Шрифт:
Интервал:
Закладка:
Как мы видим, это рудиментарное описание, но оно явно основывается на фундаментальном разделении на фигуру и фон. В таком случае достаточно было сказать, что шум моря – это фон, а различные звуки, описываемые Виктором Гюго, – временами «сигналы» (церковный колокол), временами «метки» (для поэта это «звук» малиновки).
Но в то же время картина, которую рисует поэт, привязана к мимолетным вещам, локализована в конкретном моменте дня.

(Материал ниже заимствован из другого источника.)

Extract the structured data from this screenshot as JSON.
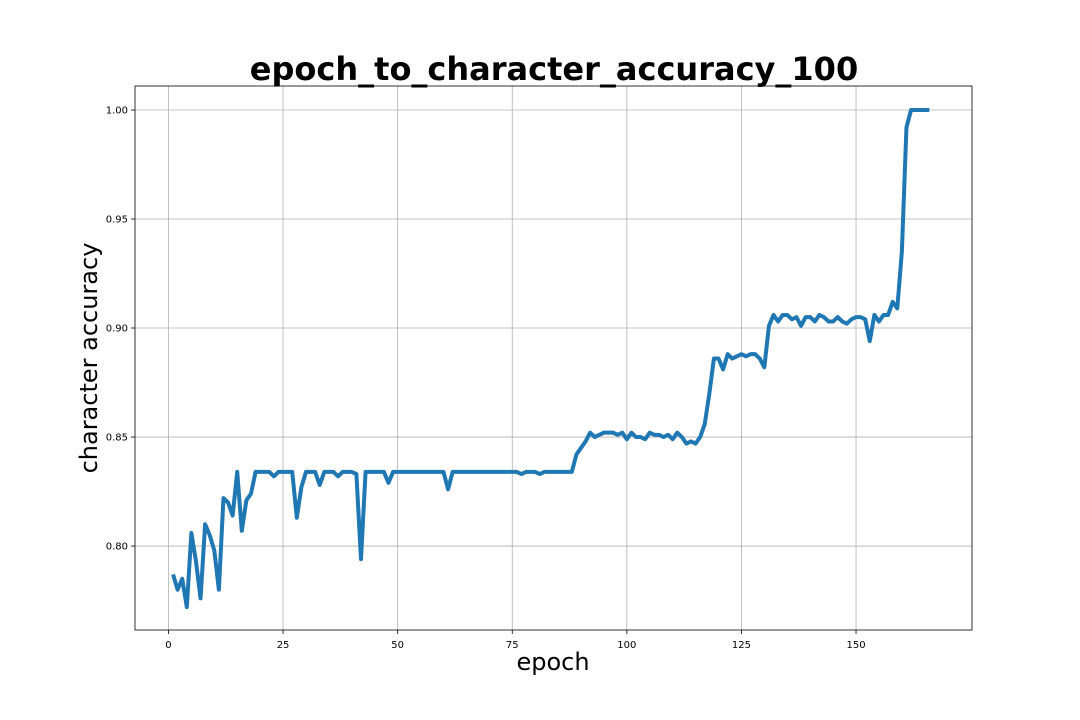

3.2. Последовательность и наложение
Характерная черта стихотворения Гюго: все в нем излагается последовательно, а наложения (должны же они быть) только подразумеваются – хотя вид стихотворения, занимающего одну страницу, которую можно охватить одним взглядом, обозревающим все части, говорит нам о чем-то глобальном и полифоническом. Действительно, трудно представить, что кузня замолкает, когда залетает муха, или что долетающие звуки военной музыки ни на миг не пересекаются со звуком шагов кровельщиков.

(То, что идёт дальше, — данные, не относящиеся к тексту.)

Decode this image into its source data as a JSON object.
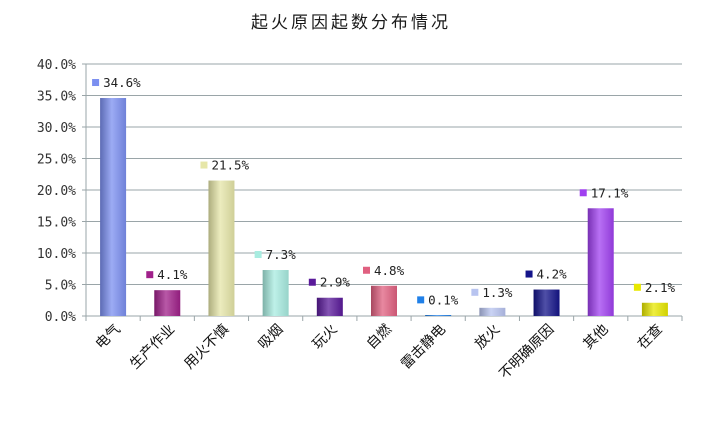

Одно из отличительных свойств звука – способность смешиваться. В другом стихотворении Гюго, посвященном сну и гораздо более известном, «Спящий Вооз», есть следующее наблюдение: «Дыханье спящего сливалось в темноте / С журчаньем родников, глухим, едва заметным»5. Основанное на звуках со слабым образом-весом, это наблюдение указывает (поскольку их все же можно расслышать!) на то, что вокруг тишина.
У римского поэта Вергилия в «Энеиде» (книга I, стих 87) в сцене бури на море читаем: Insequitur clamorque virum stridorque rudentum. Андре Бельсор переводит эту строчку: les cris des hommes se mêlent au cri strident des câbles [крики людей мешались со скрипами снастей]6, тогда как буквально там говорится, что «вопли людей следовали за резкими криками снастей».
Мы подошли к сути проблемы: одновременность «звуковой картины» в том случае, где мы вправе использовать это выражение, воспринимается как последовательность.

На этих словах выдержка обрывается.